I’ll spare you the rest of RFK Jr’s regurgitations of Castroite propaganda in his article for the Inter Press Service from Jan. 2015, which also predictably denounces one of the crown jewels of post-war U.S. foreign policy: the phenomenally successful “Cuba embargo.”

Advertisement

We’ve discussed this so-called embargo at length here at Townhall, primarily how it’s not a bonafide embargo by any stretch of the word’s definition, since for over two decades, the U.S. has been among Cuba’s top food suppliers. The main provision of this “embargo” is that the relentlessly deadbeat Castro-Crime-Syndicate (mislabeled “Cuba” by the Democrat/Media Complex) pay cash up front for U.S. imports. This has made the U.S. taxpayer among the very few on earth spared fleecing for millions by the Castro-Crime-Syndicate…..speaking of which! 

From just this week:  “A British judge ruled that Cuba’s National Bank can be sued by lenders who are owed 72 million euros.” 

And speaking of the Kennedy family’s historic affection for the mass-murdering, terror-sponsoring Stalinists who have run Cuba; remember when RFK Jr’s mother, Ethel Kennedy was discovered to have decorated both her Florida home and the Kennedy family’s estate named Hickory Hill in McLean, Virginia, with pictures of Che Guevara?

And remember how even before the shrieks of “Fake News!” from sophisticated liberals against “deplorable” could commence for spreading something so patently absurd as a famous American political matriarch decorating her homes with pictures of an epic America-hater whose lifelong craving was to incinerate the U.S.—even before any of this, Robert Kennedy Jr himself boasted for the public prints that  “My mom loves Che Guevara! Her dog is named Che!”     

Advertisement

According to Pinterest, the Che Guevara picture at Hickory Hill was (is) located in the late Robert F. Kennedy’s very home office!  

This makes the Che Guevara family presence all the more “fascinating,” considering that these Kennedys were America’s twin “commanders-in-chief” during the Cuban Missile Crisis and during the infamous Bay of Pigs treachery, which took place 62 years ago this very week.

More “fascinating” still, the Hickory Hill office picture is the original uncropped version. The famous Che Guevara pic seen on t-shirts and posters was a cropped version of one taken by Alberto Korda in March 1960. Korda’s real name was Alberto Díaz Gutiérrez, and he was a KGB agent, as revealed by Soviet-Bloc intelligence defector Ion Pacepa. The cropped picture was spread throughout the world by I. Lavretsky and Giangicomo Fetrinelli, respectively, full-time and part-time KGB agents, as also revealed by Pacepa. 

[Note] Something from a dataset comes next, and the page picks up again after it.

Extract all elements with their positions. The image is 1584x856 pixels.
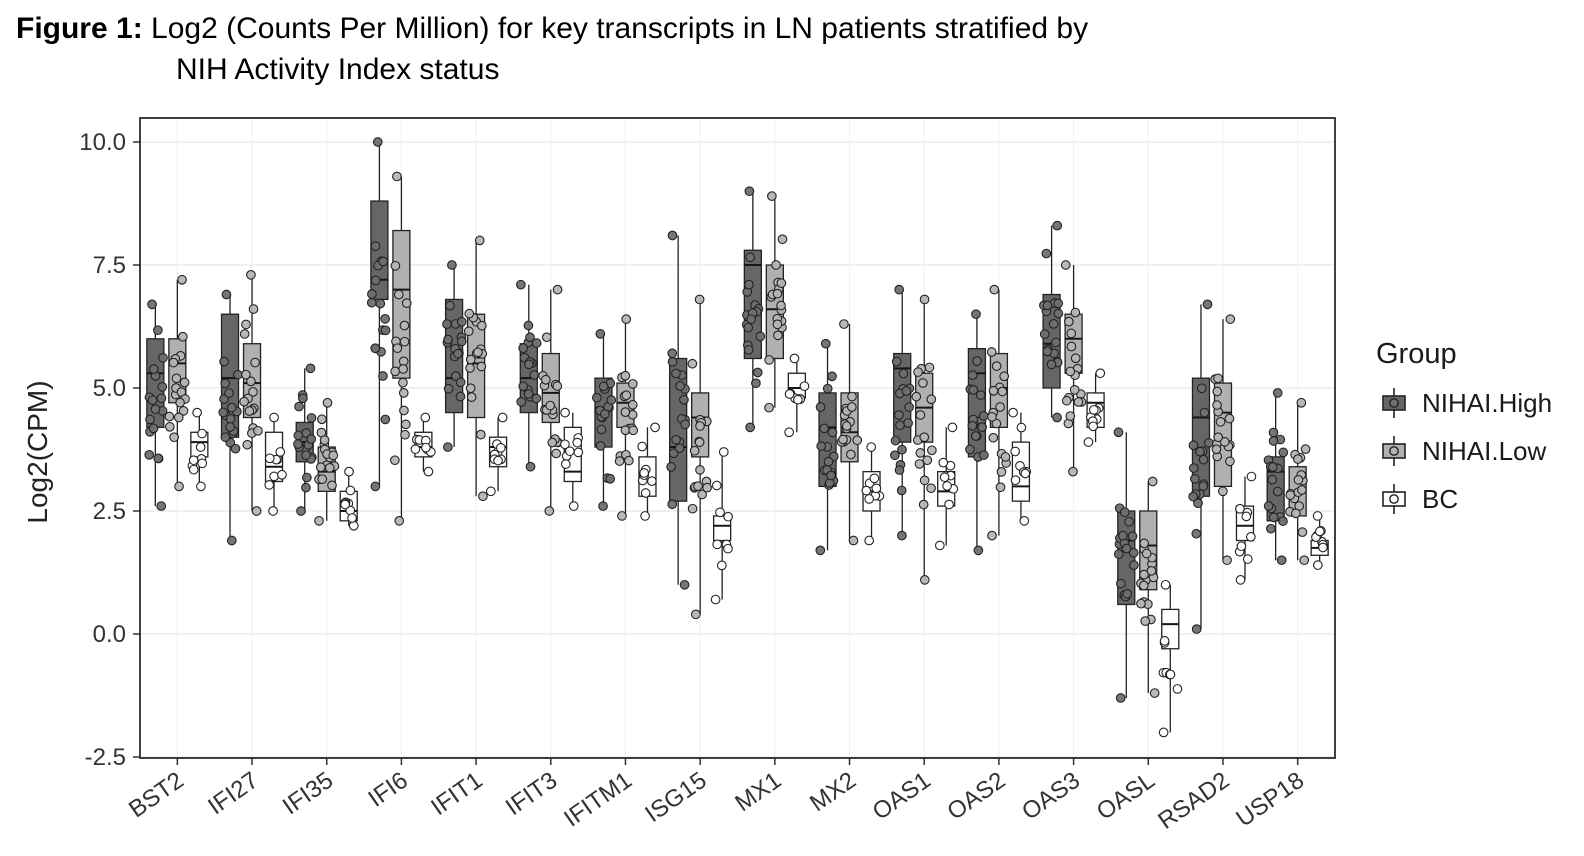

Hence, every person you see sporting that t-shirt or poster is a genuine “Russian colluder!”— though probably unwittingly in about 80 percent of the cases, when they qualify merely as morons. 

Several fascinating questions now arise: Was that Che pic present in RFK’s office in the early 1960s, when he was head of the famous Operation Mongoose, purportedly a Kennedy/CIA plan to assassinate Fidel Castro and overthrow his regime? If so, there’s no indication the Che pic was used as a dartboard, as it sits alongside what are (presumably) revered Kennedy family members. 

Advertisement

Now, if the man (Robert F. Kennedy) tasked with overthrowing the Castro regime kept a cherished picture of Che Guevara in his home office, are there any more questions about why Fidel Castro died peacefully in bed at 90?